Die Unterdrückung der Mapuche begann weit vor Pinochet bereits mit der chilenischen Unabhängigkeit. Bis dahin hatten sie sich im ständigen Kampf mit den Spaniern ihre Autonomie südlich des Biobio-Flusses bewahrt. Erst der neu geschaffene chilenische Staat „befriedete“ die Region gegen Ende des 19. Jahrhunderts mit Militärgewalt, siedelte die Mapuche in Reservaten an und verteilte das Land an ChilenInnen und europäische EinwandererInnen. Während der Pinochet-Diktatur 1973 bis 1990 wurde das Land im Süden Chiles an ausländische Forstwirtschaftsfirmen verhökert. Seither wachsen in den Regionen Biobio und Araucania, dem Kerngebiet der Mapuche, auf großen Flächen Eukalyptus und Kiefer in Monokultur.

An der Unterdrückung hat sich bis heute nichts geändert, trotz der Gründung der Indigenen-Behörde CONADI 1994, bilingualer Bildungsprogramme und Landvergabe an Mapuche-Gemeinschaften. Auch der Forderung vieler Mapuche-Organisationen, in der Verfassung mit ihrer Kultur und Geschichte anerkannt zu werden, kam bisher keine chilenische Regierung nach. Unter Piñeras Vorgängerin Bachelet ratifizierte Chile zwar die Konvention 169 der internationalen Arbeitsorganisation ILO. Sie sichert der indigenen Bevölkerung das Recht auf Sprache, ihr angestammtes Territorium und ihre Kultur zu. Doch die ergriffenen Maßnahmen der Regierung sahen viele Mapuche als unzureichend an. Gegen diese historische Ungerechtigkeit protestierten die AktivistInnen. Gegen sie wandte Bachelet das Antiterrorgesetz an, das unter anderem zulässt, dass ein Angeklagter von einem Militär- sowie einem Zivilgericht verklagt werden kann – obwohl sie zu Beginn ihrer Amtszeit versprochen hatte, darauf zu verzichten.

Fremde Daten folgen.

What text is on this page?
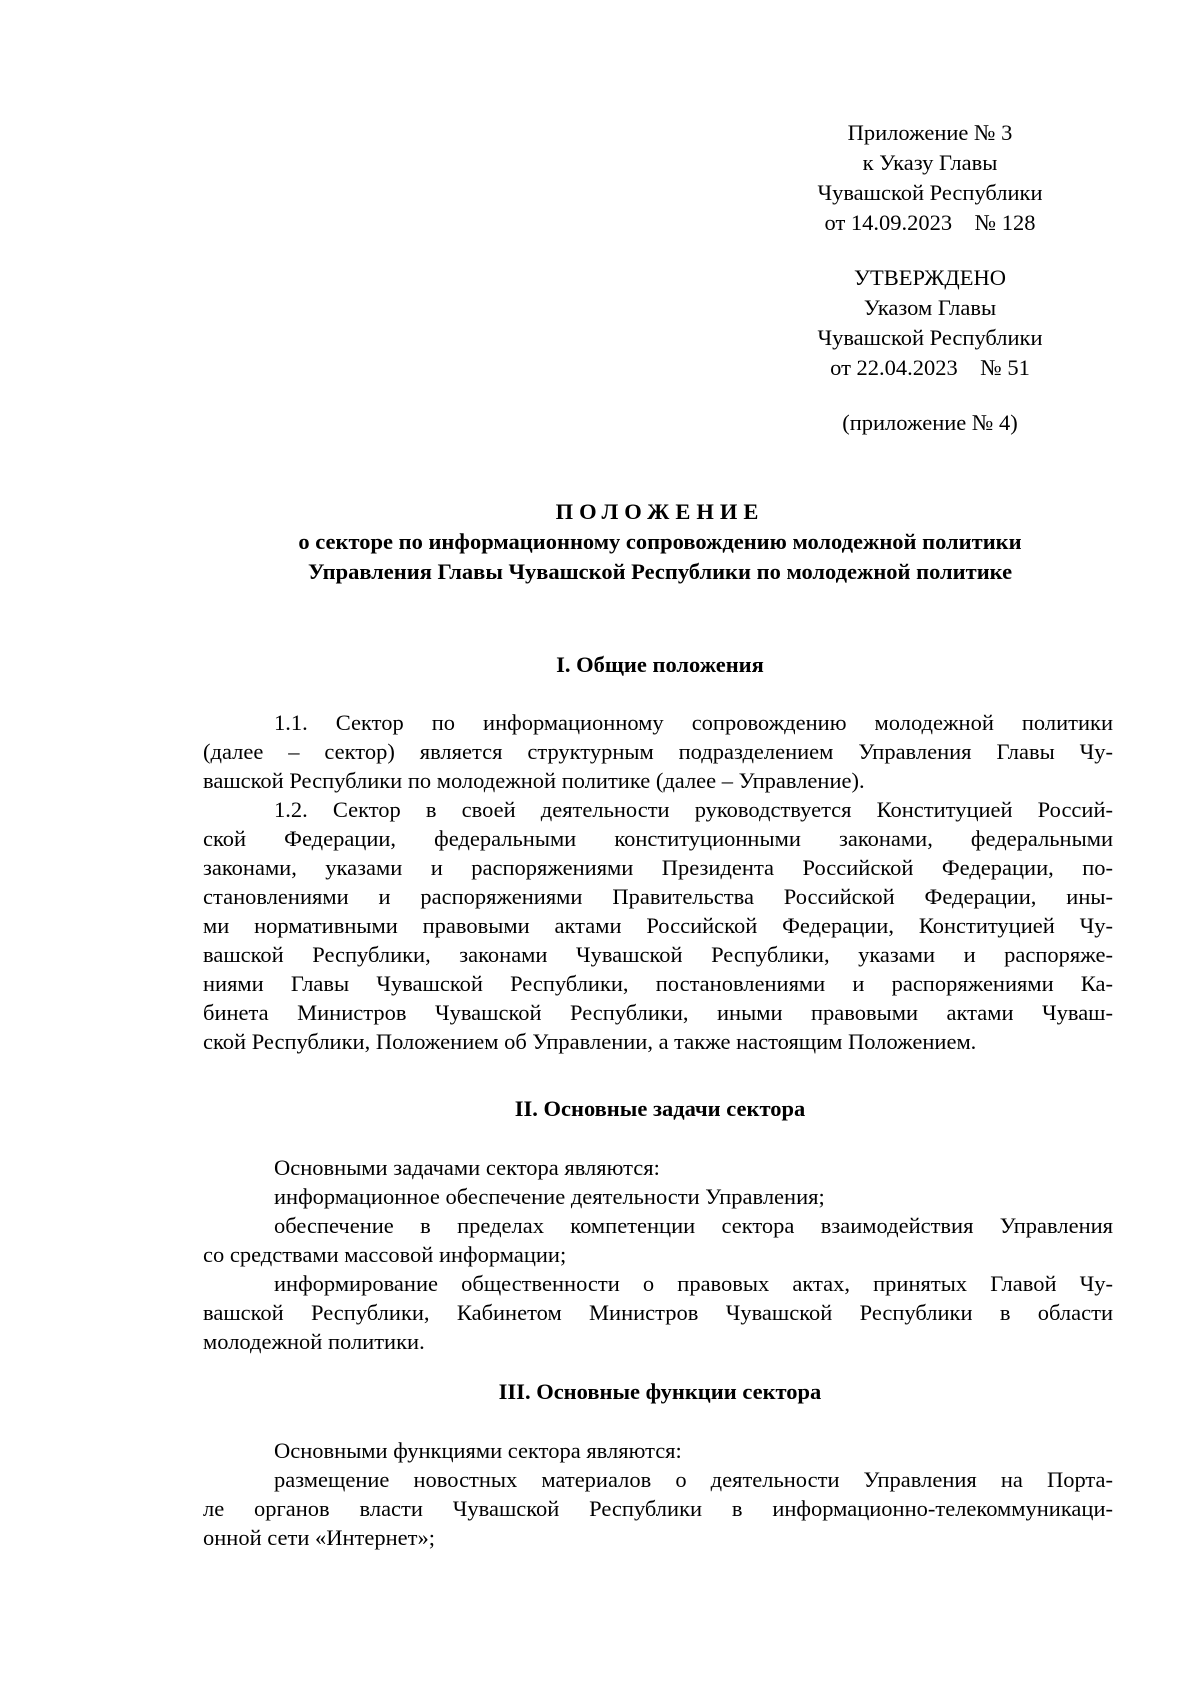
Приложение № 3
к Указу Главы
Чувашской Республики
от 14.09.2023    № 128
УТВЕРЖДЕНО
Указом Главы
Чувашской Республики
от 22.04.2023    № 51
(приложение № 4)
ПОЛОЖЕНИЕ
о секторе по информационному сопровождению молодежной политики
Управления Главы Чувашской Республики по молодежной политике
I. Общие положения
1.1. Сектор по информационному сопровождению молодежной политики
(далее – сектор) является структурным подразделением Управления Главы Чу-
вашской Республики по молодежной политике (далее – Управление).
1.2. Сектор в своей деятельности руководствуется Конституцией Россий-
ской Федерации, федеральными конституционными законами, федеральными
законами, указами и распоряжениями Президента Российской Федерации, по-
становлениями и распоряжениями Правительства Российской Федерации, ины-
ми нормативными правовыми актами Российской Федерации, Конституцией Чу-
вашской Республики, законами Чувашской Республики, указами и распоряже-
ниями Главы Чувашской Республики, постановлениями и распоряжениями Ка-
бинета Министров Чувашской Республики, иными правовыми актами Чуваш-
ской Республики, Положением об Управлении, а также настоящим Положением.
II. Основные задачи сектора
Основными задачами сектора являются:
информационное обеспечение деятельности Управления;
обеспечение в пределах компетенции сектора взаимодействия Управления
со средствами массовой информации;
информирование общественности о правовых актах, принятых Главой Чу-
вашской Республики, Кабинетом Министров Чувашской Республики в области
молодежной политики.
III. Основные функции сектора
Основными функциями сектора являются:
размещение новостных материалов о деятельности Управления на Порта-
ле органов власти Чувашской Республики в информационно-телекоммуникаци-
онной сети «Интернет»;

2008 starb der 22-jährige Mapuche-Aktivist Matías Catrileo bei Protesten durch einen Schuss in den Rücken. Der für die Tat verantwortliche Polizist wurde zu drei Jahren auf Bewährung verurteilt. Die inhaftierten Mapuche erwarten Haftstrafen bis über 100 Jahre, wenn sie auf Grundlage des Antiterrorgesetzes verurteilt werden. Um den Konflikt zu beruhigen und die Zweihundertjahrfeier nicht zu gefährden, hat Sebastian Piñera einer Änderung des Gesetzes zugestimmt. Der Konflikt um Land und die Anerkennung indigener Kultur ist damit nicht beigelegt. Dazu müsste die Regierung in Santiago erst akzeptieren, dass es auch BewohnerInnen Chiles gibt, die von anderem träumen als von der unbegrenzten Ausbeutung natürlicher Rohstoffe. Offenbar will die Regierung die Mapuche nur in nationalen Symbolen wie der Hymne zum Bicentenario vereinnahmen. Um die lebenden Mapuche geht es ihr nicht.